Une explication supplémentaire, non abordée dans ces publications mais parfaitement cohérente avec leurs conclusions, est que l'hésitation à envisager ou à adopter l'idée d'une transmission aéroportée des agents pathogènes était due, en partie, à une erreur conceptuelle introduite il y a plus d'un siècle et profondément ancrée dans les domaines de la santé publique et de la prévention des infections : le dogme selon lequel la transmission des maladies respiratoires est causée par de grosses gouttelettes, et que, par conséquent, les mesures de réduction de la transmission par gouttelettes seraient suffisantes.
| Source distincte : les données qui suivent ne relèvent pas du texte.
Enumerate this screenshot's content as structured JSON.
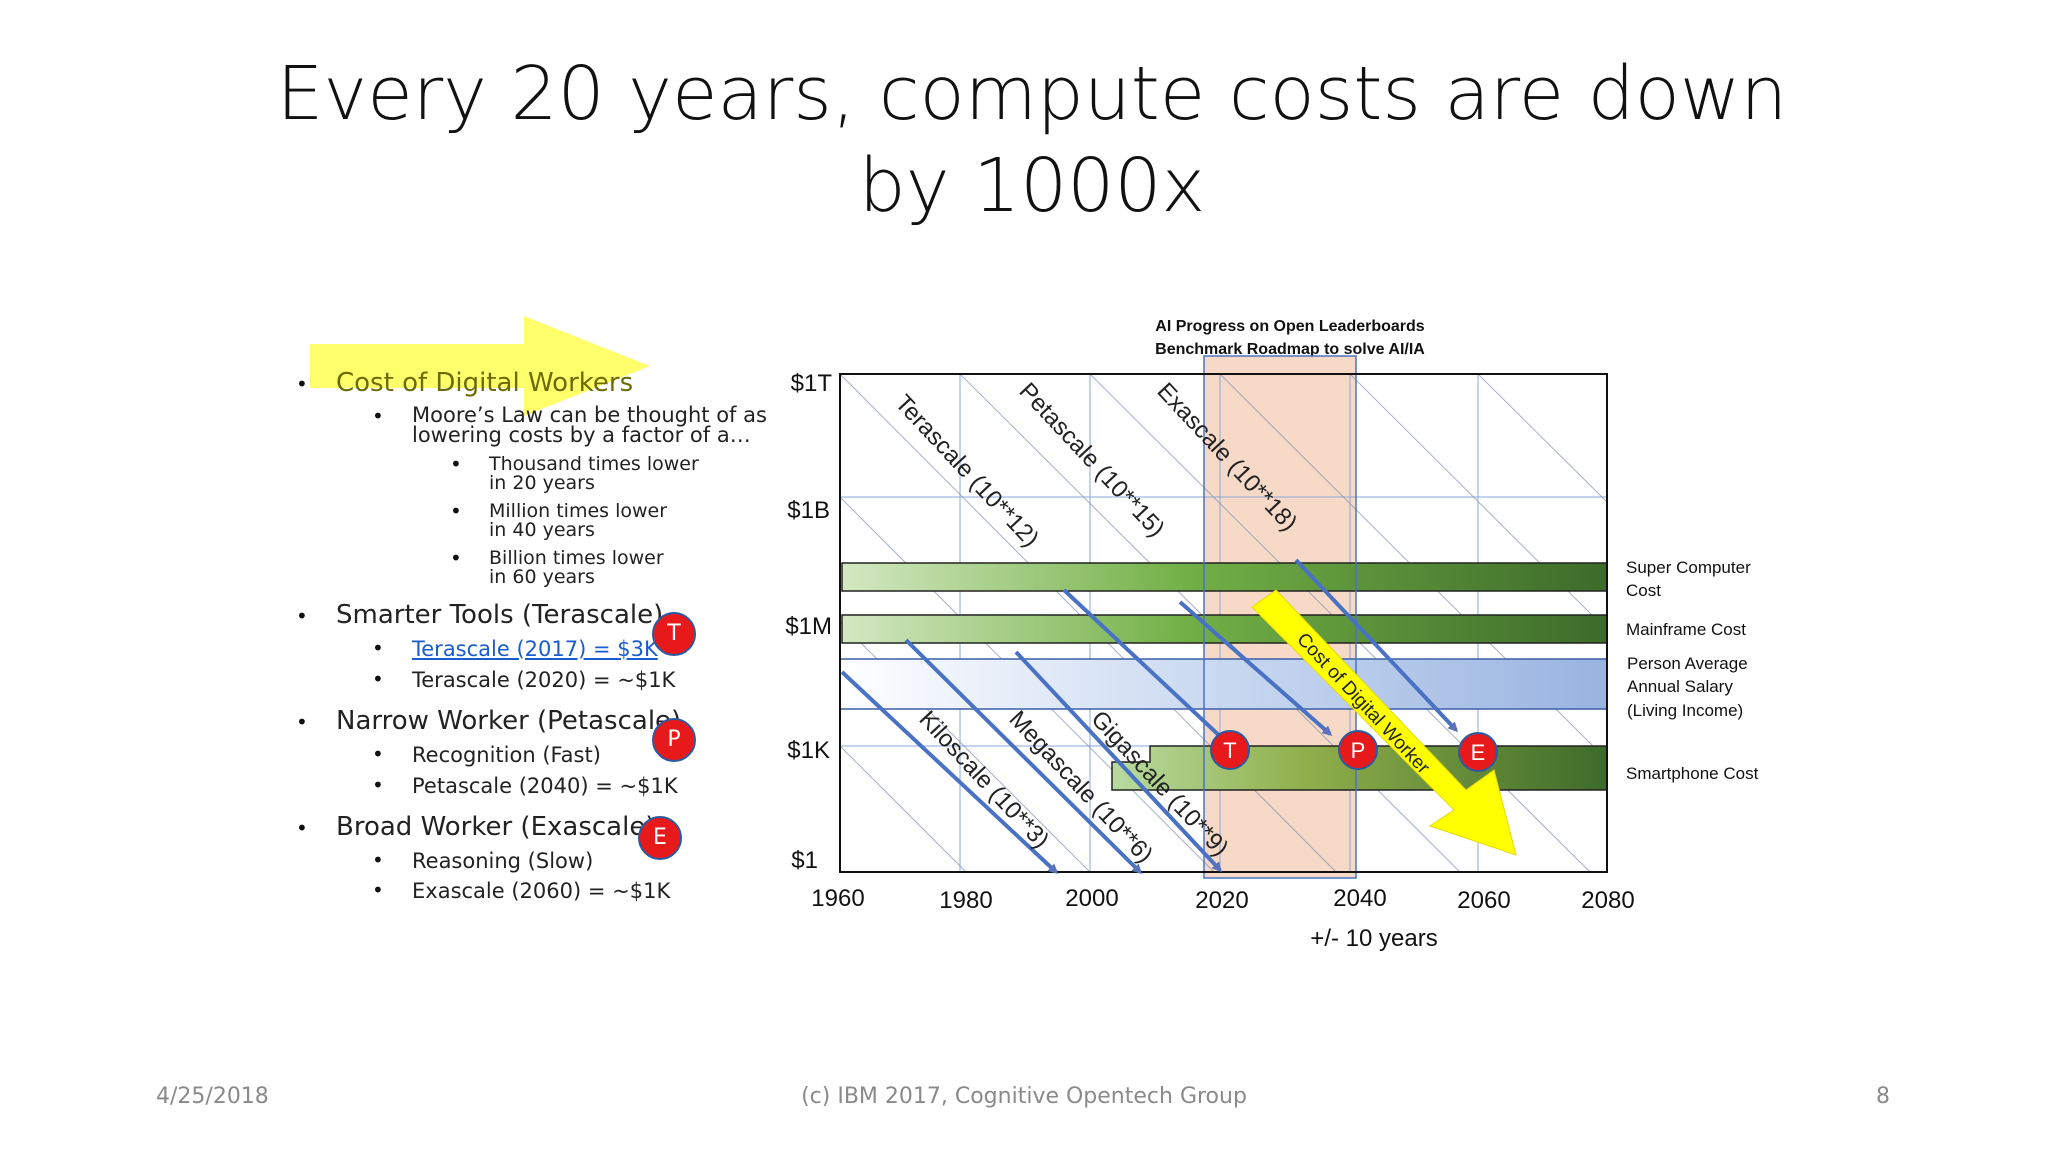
{
  "slide": {
    "title_line1": "Every 20 years, compute costs are down",
    "title_line2": "by 1000x",
    "footer": {
      "date": "4/25/2018",
      "center": "(c) IBM 2017, Cognitive Opentech Group",
      "page": "8"
    }
  },
  "bullets": {
    "cost": "Cost of Digital Workers",
    "moore_line1": "Moore’s Law can be thought of as",
    "moore_line2": "lowering costs by a factor of a…",
    "thousand_1": "Thousand times lower",
    "thousand_2": "in 20 years",
    "million_1": "Million times lower",
    "million_2": "in 40 years",
    "billion_1": "Billion times lower",
    "billion_2": "in 60 years",
    "smarter": "Smarter Tools (Terascale)",
    "tera2017": "Terascale (2017) = $3K",
    "tera2020": "Terascale (2020) = ~$1K",
    "narrow": "Narrow Worker (Petascale)",
    "recognition": "Recognition (Fast)",
    "peta2040": "Petascale (2040) =  ~$1K",
    "broad": "Broad Worker (Exascale)",
    "reasoning": "Reasoning (Slow)",
    "exa2060": "Exascale (2060) = ~$1K",
    "badge_t": "T",
    "badge_p": "P",
    "badge_e": "E"
  },
  "colors": {
    "green_dark": "#3d6b2a",
    "green_light": "#c8e0b0",
    "arrow_blue": "#4a72c4",
    "grid_blue": "#8aa8d8",
    "band_orange": "#f5d6c4",
    "badge_red": "#e8191a",
    "arrow_yellow": "#ffff00"
  },
  "chart_data": {
    "type": "diagram",
    "title_line1": "AI Progress on Open Leaderboards",
    "title_line2": "Benchmark Roadmap to solve AI/IA",
    "x_ticks": [
      "1960",
      "1980",
      "2000",
      "2020",
      "2040",
      "2060",
      "2080"
    ],
    "y_ticks": [
      "$1T",
      "$1B",
      "$1M",
      "$1K",
      "$1"
    ],
    "xlabel": "+/- 10 years",
    "highlight_band": {
      "from": 2017,
      "to": 2040
    },
    "scale_lines": [
      {
        "label": "Terascale (10**12)",
        "start_year": 1960,
        "end_year": 2020,
        "end_value": "$1K"
      },
      {
        "label": "Petascale (10**15)",
        "start_year": 1988,
        "end_year": 2040,
        "end_value": "$1K"
      },
      {
        "label": "Exascale (10**18)",
        "start_year": 2014,
        "end_year": 2060,
        "end_value": "$1K"
      },
      {
        "label": "Kiloscale (10**3)",
        "start_year": 1960,
        "end_year": 1995,
        "end_value": "$1"
      },
      {
        "label": "Megascale (10**6)",
        "start_year": 1980,
        "end_year": 2008,
        "end_value": "$1"
      },
      {
        "label": "Gigascale (10**9)",
        "start_year": 2000,
        "end_year": 2020,
        "end_value": "$1"
      }
    ],
    "cost_bars": [
      {
        "label_line1": "Super Computer",
        "label_line2": "Cost",
        "from": 1960,
        "to": 2080,
        "value": "$1M-$1B"
      },
      {
        "label_line1": "Mainframe Cost",
        "label_line2": "",
        "from": 1960,
        "to": 2080,
        "value": "$1M"
      },
      {
        "label_line1": "Person Average",
        "label_line2": "Annual Salary",
        "label_line3": "(Living Income)",
        "from": 1960,
        "to": 2080,
        "value": "$10K-$100K"
      },
      {
        "label_line1": "Smartphone Cost",
        "label_line2": "",
        "from": 2003,
        "to": 2080,
        "value": "$1K"
      }
    ],
    "markers": [
      {
        "label": "T",
        "year": 2020
      },
      {
        "label": "P",
        "year": 2040
      },
      {
        "label": "E",
        "year": 2060
      }
    ],
    "yellow_arrow_label": "Cost of Digital Worker"
  }
}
Ces institutions ont également manifesté une réticence à s'adapter, même face aux preuves, conformément aux théories sociologiques et épistémologiques expliquant comment les personnes qui contrôlent les institutions peuvent résister au changement, surtout s'il menace leur propre position ; comment la pensée de groupe peut opérer, en particulier lorsque les individus sont sur la défensive face à la contestation extérieure ; et comment l'évolution scientifique peut se produire par le biais de changements de paradigme, même si les défenseurs de l'ancien paradigme refusent d'admettre qu'une théorie alternative soit mieux étayée par les preuves disponibles.36-38Ainsi, pour comprendre la persistance de cette erreur, nous avons cherché à explorer son histoire, et celle de la transmission des maladies par voie aérienne en général, et à mettre en évidence les principales tendances qui ont conduit à la prédominance de la théorie des gouttelettes.